Preheat a heavy bottom soup pot over medium heat and sauté the onion, carrot and celery in a light drizzle of olive oil or water until softened and translucent and the veggies start to get a little color at the edges.
1 yellow onion, 1 small carrot, 1 celery stalk
Push the veggies to the side and add a drop of olive oil in the middle then drop in the minced garlic. Cook just until fragrant then stir in the chili flakes and herbs (oregano, bay, thyme, rosemary).
2 garlic cloves, 1 tsp red chili flakes, 1.5 tsp dry oregano, 8 sprigs fresh thyme, 1 sprig rosemary, 1 bay leaf
Add the beans, water, Passata, nutritional yeast and a pinch of salt and bring to a simmer. Cover with a lid and simmer for 25 minutes for the flavors to marry. (This soup tastes even better the following couple of days after it sat in the fridge and created magic together).
3 x15 oz canned cannellini beans, 1/2 cup Passata, 2 Tbsp nutritional yeast, 3 cups water
Transfer 1/3 to 1/2 of the bean soup to a powerful blender and process on the hot liquid setting until silky smooth. Stir back into the pot and combine with the rest of the soup.
Make Gremolata: While your soup is simmering mix together all the gremolata ingredients.
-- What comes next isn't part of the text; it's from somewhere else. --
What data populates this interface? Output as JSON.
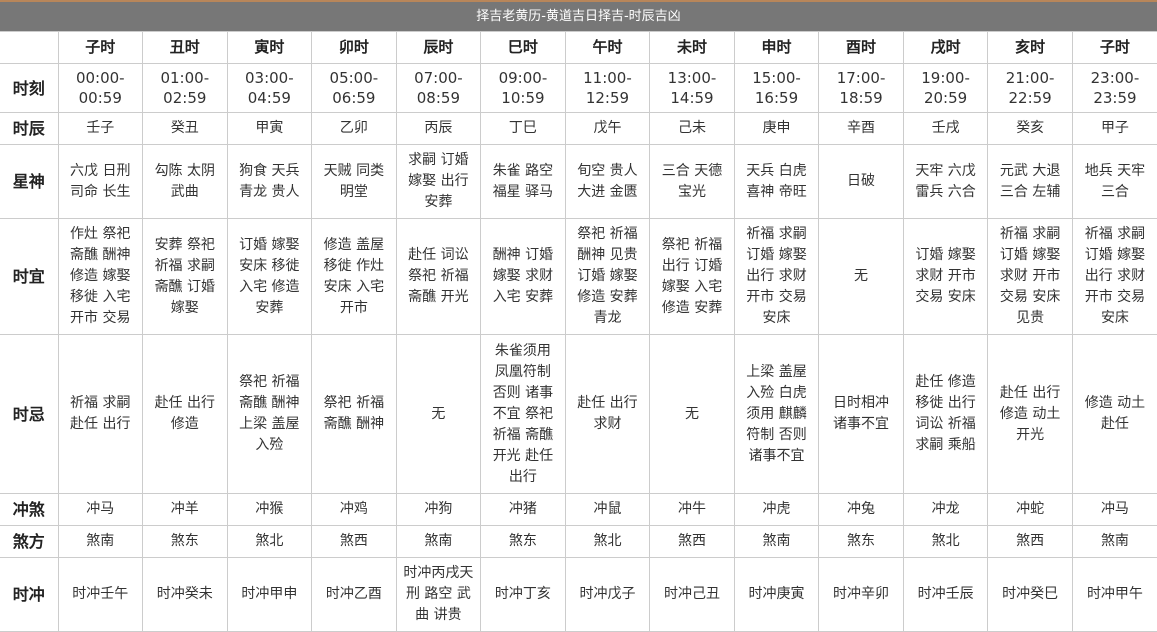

Season with a tiny pinch of sea salt and some freshly cracked black pepper.
1/4 cup cup Italian parsley leaves, 1 large garlic clove, Zest from 1 lemon, 1 Tbsp olive oil, 1 pinch sea salt
Ladle the soup into bowls and serve with a spoon of the gremolata and a thick slice of bruschetta or crusty bread. (Alternatively you cab mix all the gremolata in the pot of soup but I like to serve it individually).